La quête d’écoresponsabilité pour ces studios commence par une recherche d’équilibre entre la qualité d’expérience et son coût d’une part financier mais avant tout écologique. Un tel arbitrage entre une création débridée mais énergivore et une approche exigeante, économe en ressources sans compromis artistique, ne peut se faire sans compétences adaptées. Des compétences qui vaudront à long terme elles aussi, à en croire Sébastien Beck, “car il y a relation directe entre économie de processeur et autonomie de la batterie, on n’est donc pas dans la loi de Moore et cette contrainte va perdurer.”
La responsabilité reste avant tout affaire d’orientation créative et de savoir-faire humain.
Longue traîne technologique
La fameuse loi de Moore est en revanche l’un des moteurs économiques du jeu vidéo. La nature même des jeux qui font la vitrine du marché est d’exploiter au maximum les capacités des dernières générations de consoles ou de cartes graphiques, avec ce que cela suppose de consommation énergétique et de priorité donnée au renouvellement constant des parcs de machines. Quelle place pour une production plus responsable dans ce contexte ?
Si la partie la plus visible de l’iceberg est faite de ces machines haut de gamme, son immense partie immergée se compose de plateformes plus anciennes ou légères, naturellement moins performantes mais qui n’en constituent pas moins un marché profond, une sorte de longue traîne technologique.
Deux raisons plaident donc pour maintenir parmi les développeurs une culture de l’optimisation et une capacité à tirer parti de dispositifs de moindre puissance. La première, pour Antoine Villette, est d’ouvrir ou rouvrir des marchés délaissés et potentiellement vastes pour les créations d’aujourd’hui, à travers la systématisation des portages : “Il y a 150 millions de Switch dans le monde, 180 millions de PS4, mais la plupart des titres sortent uniquement pour PS5, PC ou Xbox Series X, parce qu’on tourne le dos à l’histoire du marché.”

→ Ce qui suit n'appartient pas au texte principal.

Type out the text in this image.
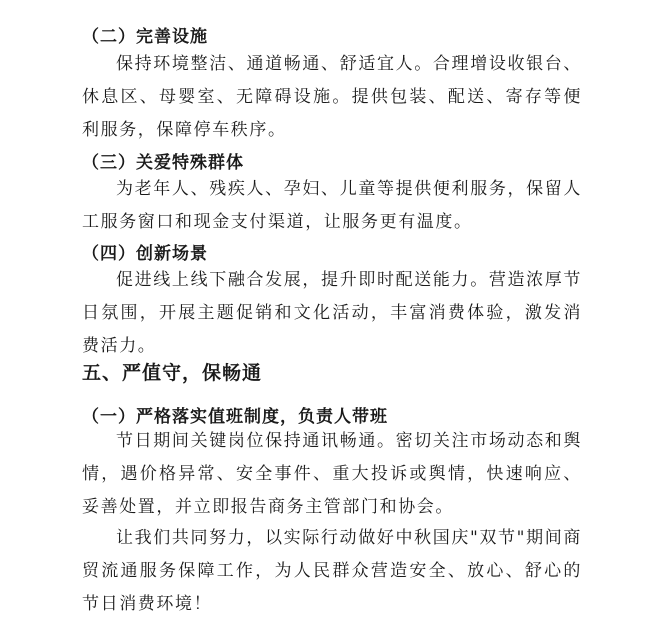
（二）完善设施
保持环境整洁、通道畅通、舒适宜人。合理增设收银台、休息区、母婴室、无障碍设施。提供包装、配送、寄存等便利服务，保障停车秩序。
（三）关爱特殊群体
为老年人、残疾人、孕妇、儿童等提供便利服务，保留人工服务窗口和现金支付渠道，让服务更有温度。
（四）创新场景
促进线上线下融合发展，提升即时配送能力。营造浓厚节日氛围，开展主题促销和文化活动，丰富消费体验，激发消费活力。
五、严值守，保畅通
（一）严格落实值班制度，负责人带班
节日期间关键岗位保持通讯畅通。密切关注市场动态和舆情，遇价格异常、安全事件、重大投诉或舆情，快速响应、妥善处置，并立即报告商务主管部门和协会。
让我们共同努力，以实际行动做好中秋国庆"双节"期间商贸流通服务保障工作，为人民群众营造安全、放心、舒心的节日消费环境！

La seconde, et peut-être la plus importante à nos yeux, est de défendre une alternative au schéma classiquement admis qui mise sur le « toujours plus » comme vecteur de croissance, avec pour conséquence l’obsolescence accélérée de machines parfaitement fonctionnelles mais artificiellement dévaluées par l’usage. “Il y a quelques années on devait tout optimiser pour entrer dans des contraintes étroites, sinon on n’existait tout simplement pas. Aujourd’hui les capacités d’affichage et de calcul sont énormes donc on peut se lâcher sur tout. Mais cette course en avant génère un déchet énorme”, conclut Antoine Villette.

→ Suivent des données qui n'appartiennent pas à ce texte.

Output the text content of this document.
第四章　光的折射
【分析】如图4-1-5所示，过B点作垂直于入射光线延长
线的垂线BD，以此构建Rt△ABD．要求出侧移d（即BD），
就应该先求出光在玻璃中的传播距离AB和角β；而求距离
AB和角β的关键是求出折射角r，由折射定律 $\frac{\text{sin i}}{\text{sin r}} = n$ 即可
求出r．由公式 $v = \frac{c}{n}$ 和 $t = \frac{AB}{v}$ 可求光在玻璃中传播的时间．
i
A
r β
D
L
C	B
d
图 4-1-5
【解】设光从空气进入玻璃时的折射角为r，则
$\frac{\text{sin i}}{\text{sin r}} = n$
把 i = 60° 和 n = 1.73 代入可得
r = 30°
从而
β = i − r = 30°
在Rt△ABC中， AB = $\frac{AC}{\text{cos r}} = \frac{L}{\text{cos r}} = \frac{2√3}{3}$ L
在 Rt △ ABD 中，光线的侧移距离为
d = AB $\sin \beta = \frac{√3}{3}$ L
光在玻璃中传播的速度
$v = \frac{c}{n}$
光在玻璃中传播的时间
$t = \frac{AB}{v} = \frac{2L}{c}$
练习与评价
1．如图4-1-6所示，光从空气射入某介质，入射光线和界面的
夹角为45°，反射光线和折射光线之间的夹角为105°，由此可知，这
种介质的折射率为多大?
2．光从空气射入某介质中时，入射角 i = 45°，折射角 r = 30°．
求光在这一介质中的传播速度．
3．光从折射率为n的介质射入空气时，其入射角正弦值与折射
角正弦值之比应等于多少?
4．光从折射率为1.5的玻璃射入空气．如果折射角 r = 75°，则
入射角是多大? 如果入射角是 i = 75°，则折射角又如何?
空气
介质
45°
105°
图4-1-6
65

Valoriser les bases installées en promouvant la durée de vie active et utile des machines est un besoin critique. Il repose là encore, en pratique, sur un profond savoir-faire.
Remettre le corps au cœur de l’expérience numérique
La société numérique atteint un niveau d’universalité où la question de l’acceptation sociale des contenus et comportements qu’elle engendre devient prépondérante. C’est le cœur du travail actuel de Michel Reilhac, pour qui “les réseaux sociaux sont presque exclusivement sollicités aujourd’hui pour satisfaire notre besoin de socialisation, mais ne peuvent y répondre parce qu’ils sont désincarnés.” La question se pose à ses yeux de la responsabilité des créateurs de faire que les technologies immersives ou l’intelligence artificielle soient des moyens d’augmenter l’expérience physique, de l’enrichir et de la déployer, mais pas de la remplacer.
Ce point de vue trouve écho chez beaucoup de professionnel·les et impacte certainement la façon dont les futures générations doivent être préparées à la pratique de leur métier, par la culture, l’esprit critique et la diversification des expériences.